Ginseng gehört in Teilen Asiens seit Jahrtausenden zu den wichtigsten und berühmtesten Heilpflanzen. Sein botanischer Name Panax Ginseng bedeutet so viel wie "Allheilmittel". Ob hier "Nomen est omen" gilt und wer auf Ginseng lieber verzichten sollte, erfahren Sie hier.

Ginsengwurzel
Die Ginsengwurzel soll stärken, vor Krankheiten schützen und das Liebesleben ankurbeln.
© iStock.com/Juergen Sack

In China und Korea, wo der Ginsengstrauch natürlich wächst, ist die "Menschenwurzel", wie er auch genannt wird, noch heute ein Sinnbild für ein gesundes und langes Leben. Im alten China wurde Ginseng sogar mit Gold aufgewogen! Heute wird die Heilpflanze auch in Europa angebaut. Die beste Qualität weist jedoch koreanischer Ginseng auf, der auch als Souvenir bei Touristen sehr beliebt ist.

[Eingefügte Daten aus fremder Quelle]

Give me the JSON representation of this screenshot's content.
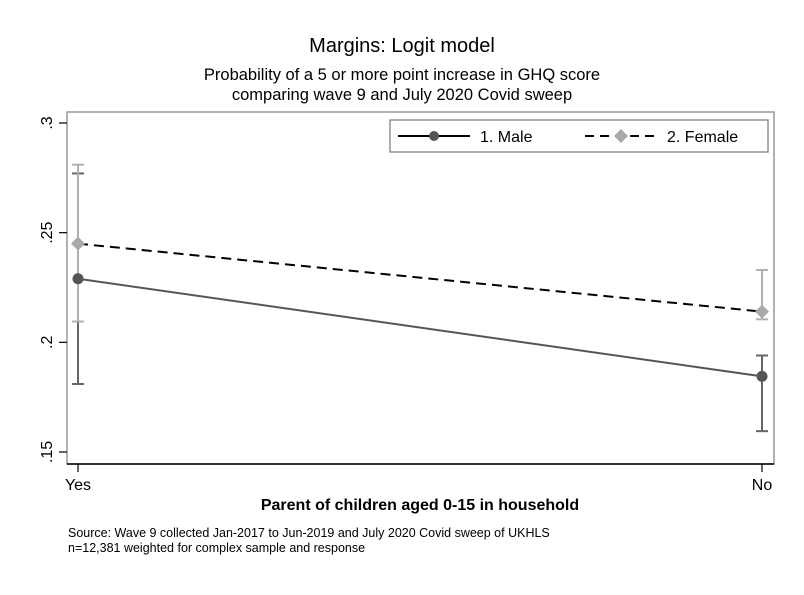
{
  "chart_data": {
    "type": "line",
    "title": "Margins: Logit model",
    "subtitle": [
      "Probability of a 5 or more point increase in GHQ score",
      "comparing wave 9 and July 2020 Covid sweep"
    ],
    "xlabel": "Parent of children aged 0-15 in household",
    "ylabel": "",
    "categories": [
      "Yes",
      "No"
    ],
    "ylim": [
      0.15,
      0.3
    ],
    "yticks": [
      0.15,
      0.2,
      0.25,
      0.3
    ],
    "ytick_labels": [
      ".15",
      ".2",
      ".25",
      ".3"
    ],
    "grid": false,
    "legend_position": "top-right",
    "series": [
      {
        "name": "1. Male",
        "values": [
          0.229,
          0.1845
        ],
        "ci_low": [
          0.181,
          0.1595
        ],
        "ci_high": [
          0.277,
          0.194
        ],
        "color": "#555555",
        "marker_color": "#555555",
        "dash": "solid",
        "marker": "circle"
      },
      {
        "name": "2. Female",
        "values": [
          0.245,
          0.214
        ],
        "ci_low": [
          0.2095,
          0.2105
        ],
        "ci_high": [
          0.281,
          0.233
        ],
        "color": "#000000",
        "marker_color": "#a8a8a8",
        "dash": "dashed",
        "marker": "diamond"
      }
    ],
    "notes": [
      "Source: Wave 9 collected Jan-2017 to Jun-2019 and July 2020 Covid sweep of UKHLS",
      "n=12,381 weighted for complex sample and response"
    ]
  }
}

Frühestens nach vier Jahren kann eine Ginsengwurzel geerntet werden – je länger mit dem Ausgraben gewartet wird, desto mehr wirksame Inhaltsstoffe enthält sie. Nach dem Trocknen wird Ginseng zu vielen verschiedenen Produkten weiterverarbeitet. Suppen, Tees, Bonbons, Sirup und Wein aus Ginseng gehören in Asien zum Alltag. Auch phytotherapeutische Präparate wie Tinkturen, Dragees, Tabletten oder Kapseln werden aus Ginseng-Extrakt hergestellt.

13 bewährte Heilpflanzen: Die helfen natürlich!

Was ist roter und weißer Ginseng?

Um die begehrten Wurzeln für den Transport haltbarer zu machen, entwickelte man in Korea ein Dämpfungsverfahren – der rote Ginseng war geboren. Allerdings gehen bei der Konservierung viele hitzeempfindliche Vitalstoffe verloren, weshalb Wurzeln, die später als roter Ginseng verkauft werden, mindestens sechs statt vier Jahre unter der Erde bleiben sollten.

Daher liegt der Preis für roten Ginseng auch höher: Während Sie für 100 Kapseln aus weißem Ginseng-Extrakt um die zehn Euro bezahlen, kostet die selbe Menge an rotem Ginseng im Online-Versand rund 15 Euro aufwärts.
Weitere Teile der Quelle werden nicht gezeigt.